Eventually I made a big enough pest of myself that my dad agreed to get a color TV. The day he was supposed to pick it up, I raced up the street from where the school bus dropped us off, but he wasn't there, and neither was the new TV. I had to wait another couple of hours before he finally got home with it, lugged it in (those old TVs were big and heavy), and set it up. But then it was ready, and when we turned it on, there were Cisco and Pancho, riding the range and chasing bad guys. It was a truly thrilling moment. Later in the evening we watched an episode of DANIEL BOONE, which was new at the time (the Cisco Kid was an old rerun even then), but Cisco was first.

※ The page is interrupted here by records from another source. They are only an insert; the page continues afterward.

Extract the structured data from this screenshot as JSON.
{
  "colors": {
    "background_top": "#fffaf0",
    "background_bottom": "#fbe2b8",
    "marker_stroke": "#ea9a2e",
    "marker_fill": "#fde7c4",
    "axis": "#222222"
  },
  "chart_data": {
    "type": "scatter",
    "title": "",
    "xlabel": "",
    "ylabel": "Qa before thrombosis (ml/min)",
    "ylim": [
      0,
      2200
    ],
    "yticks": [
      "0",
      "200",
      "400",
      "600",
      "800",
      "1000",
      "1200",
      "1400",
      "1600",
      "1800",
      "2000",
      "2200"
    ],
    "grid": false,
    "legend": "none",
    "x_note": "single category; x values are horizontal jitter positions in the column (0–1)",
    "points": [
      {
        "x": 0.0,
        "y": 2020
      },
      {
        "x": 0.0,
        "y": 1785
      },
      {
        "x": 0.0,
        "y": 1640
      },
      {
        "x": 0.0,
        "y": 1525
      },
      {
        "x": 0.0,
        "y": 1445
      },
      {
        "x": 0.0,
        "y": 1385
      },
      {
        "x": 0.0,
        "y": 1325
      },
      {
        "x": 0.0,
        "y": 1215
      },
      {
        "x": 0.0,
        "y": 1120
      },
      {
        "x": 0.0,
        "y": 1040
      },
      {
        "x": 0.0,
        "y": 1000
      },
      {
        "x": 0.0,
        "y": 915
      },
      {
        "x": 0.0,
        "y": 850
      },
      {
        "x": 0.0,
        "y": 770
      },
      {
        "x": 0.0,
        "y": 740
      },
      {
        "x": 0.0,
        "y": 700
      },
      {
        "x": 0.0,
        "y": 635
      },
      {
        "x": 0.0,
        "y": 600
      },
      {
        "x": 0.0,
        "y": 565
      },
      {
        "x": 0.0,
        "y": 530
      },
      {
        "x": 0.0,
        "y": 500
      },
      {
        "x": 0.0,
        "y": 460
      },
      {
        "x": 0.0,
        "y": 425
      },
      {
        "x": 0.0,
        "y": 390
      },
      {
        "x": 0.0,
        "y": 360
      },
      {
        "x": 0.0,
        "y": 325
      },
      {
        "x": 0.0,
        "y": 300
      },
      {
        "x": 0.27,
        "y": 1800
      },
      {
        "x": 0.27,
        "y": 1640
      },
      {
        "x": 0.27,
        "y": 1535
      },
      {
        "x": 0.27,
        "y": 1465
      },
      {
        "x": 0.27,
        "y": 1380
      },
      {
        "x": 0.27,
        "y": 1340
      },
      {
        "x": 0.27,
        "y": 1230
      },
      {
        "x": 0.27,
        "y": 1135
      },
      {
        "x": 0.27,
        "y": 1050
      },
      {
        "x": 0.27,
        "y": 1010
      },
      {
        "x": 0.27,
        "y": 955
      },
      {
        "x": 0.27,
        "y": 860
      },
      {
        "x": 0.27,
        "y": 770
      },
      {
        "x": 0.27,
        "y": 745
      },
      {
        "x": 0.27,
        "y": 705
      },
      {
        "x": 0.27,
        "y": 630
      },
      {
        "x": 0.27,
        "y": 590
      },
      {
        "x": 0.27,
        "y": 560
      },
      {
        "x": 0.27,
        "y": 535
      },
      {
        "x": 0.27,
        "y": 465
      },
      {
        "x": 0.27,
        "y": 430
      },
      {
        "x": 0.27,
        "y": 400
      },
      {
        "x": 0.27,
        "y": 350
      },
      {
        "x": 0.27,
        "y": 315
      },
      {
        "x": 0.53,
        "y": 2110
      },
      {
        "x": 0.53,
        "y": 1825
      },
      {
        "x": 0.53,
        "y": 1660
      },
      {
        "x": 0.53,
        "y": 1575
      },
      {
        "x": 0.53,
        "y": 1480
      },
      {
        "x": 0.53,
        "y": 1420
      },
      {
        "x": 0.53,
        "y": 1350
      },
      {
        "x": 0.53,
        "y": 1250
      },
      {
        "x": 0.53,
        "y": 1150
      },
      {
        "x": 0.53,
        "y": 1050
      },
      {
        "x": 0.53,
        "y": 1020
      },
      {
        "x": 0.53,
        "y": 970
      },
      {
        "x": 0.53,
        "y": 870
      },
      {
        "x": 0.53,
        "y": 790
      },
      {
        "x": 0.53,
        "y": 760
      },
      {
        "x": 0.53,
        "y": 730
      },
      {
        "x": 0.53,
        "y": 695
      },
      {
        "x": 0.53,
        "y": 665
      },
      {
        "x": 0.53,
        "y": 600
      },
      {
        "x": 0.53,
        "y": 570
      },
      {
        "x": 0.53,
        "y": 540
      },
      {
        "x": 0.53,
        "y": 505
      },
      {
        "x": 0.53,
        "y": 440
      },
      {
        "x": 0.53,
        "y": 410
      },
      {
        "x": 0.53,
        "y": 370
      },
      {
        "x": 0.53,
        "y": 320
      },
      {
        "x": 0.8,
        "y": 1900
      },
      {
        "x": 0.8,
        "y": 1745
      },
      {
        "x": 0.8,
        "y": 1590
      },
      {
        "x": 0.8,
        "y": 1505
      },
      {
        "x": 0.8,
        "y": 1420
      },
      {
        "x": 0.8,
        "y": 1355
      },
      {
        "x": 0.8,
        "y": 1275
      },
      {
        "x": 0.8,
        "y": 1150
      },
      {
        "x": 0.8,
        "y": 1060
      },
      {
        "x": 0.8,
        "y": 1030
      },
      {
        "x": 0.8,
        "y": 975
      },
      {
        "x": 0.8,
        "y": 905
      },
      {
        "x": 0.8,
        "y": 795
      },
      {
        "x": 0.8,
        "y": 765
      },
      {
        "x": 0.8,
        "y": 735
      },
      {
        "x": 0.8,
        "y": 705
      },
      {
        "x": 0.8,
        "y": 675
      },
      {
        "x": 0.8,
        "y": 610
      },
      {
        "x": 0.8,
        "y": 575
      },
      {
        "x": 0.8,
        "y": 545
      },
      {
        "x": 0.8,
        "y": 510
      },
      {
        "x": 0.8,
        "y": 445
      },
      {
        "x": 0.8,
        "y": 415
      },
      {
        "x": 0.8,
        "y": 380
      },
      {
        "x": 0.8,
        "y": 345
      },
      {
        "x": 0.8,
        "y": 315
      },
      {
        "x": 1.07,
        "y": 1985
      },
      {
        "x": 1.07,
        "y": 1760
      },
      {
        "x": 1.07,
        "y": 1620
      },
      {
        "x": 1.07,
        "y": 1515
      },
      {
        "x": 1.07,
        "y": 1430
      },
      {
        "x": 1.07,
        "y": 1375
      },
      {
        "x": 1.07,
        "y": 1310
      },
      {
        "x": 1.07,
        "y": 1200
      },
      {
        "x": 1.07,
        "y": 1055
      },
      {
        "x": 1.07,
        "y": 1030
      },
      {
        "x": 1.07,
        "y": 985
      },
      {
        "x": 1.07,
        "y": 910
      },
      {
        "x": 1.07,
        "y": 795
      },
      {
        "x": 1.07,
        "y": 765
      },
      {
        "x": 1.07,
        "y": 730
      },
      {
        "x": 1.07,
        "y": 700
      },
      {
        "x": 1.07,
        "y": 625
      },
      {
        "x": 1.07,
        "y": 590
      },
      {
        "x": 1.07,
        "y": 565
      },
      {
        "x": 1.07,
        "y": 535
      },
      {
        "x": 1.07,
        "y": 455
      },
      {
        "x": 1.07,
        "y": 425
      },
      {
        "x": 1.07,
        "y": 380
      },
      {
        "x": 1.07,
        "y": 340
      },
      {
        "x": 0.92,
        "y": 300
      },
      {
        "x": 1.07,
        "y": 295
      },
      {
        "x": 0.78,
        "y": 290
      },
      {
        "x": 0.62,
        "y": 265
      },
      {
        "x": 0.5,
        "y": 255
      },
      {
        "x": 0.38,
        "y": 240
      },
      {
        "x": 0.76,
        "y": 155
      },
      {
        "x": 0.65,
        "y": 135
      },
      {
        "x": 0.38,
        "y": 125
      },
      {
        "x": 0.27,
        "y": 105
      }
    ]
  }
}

All of which is my long-winded way of saying that I picked up a cheap DVD that has six episodes of THE CISCO KID on it, and recently I watched one of them, the first time I've seen an episode of this series in years, if not decades. Judging by this one, it was money well-spent. The plot was fairly complex, Duncan Renaldo and Leo Carrillo Jr. were very good as Cisco and Pancho, and the color photography, much of it shot on the familiar locations where so many TV and movie westerns were filmed, was quite good for the time period. The accents and some of the jokes were a little heavy-handed and might almost be considered racist today, but I didn't find them mean-spirited at all. Leo Carrillo Jr. was just plain funny as Pancho, but he was also a competent sidekick for Cisco, not buffoonish in his actions. I've always liked sidekicks who can handle themselves in a fistfight or shootout, and you get the sense that Pancho is really a pretty tough guy.
I'm looking forward to watching the other episodes on this DVD, to see if they hold up as well as the first one.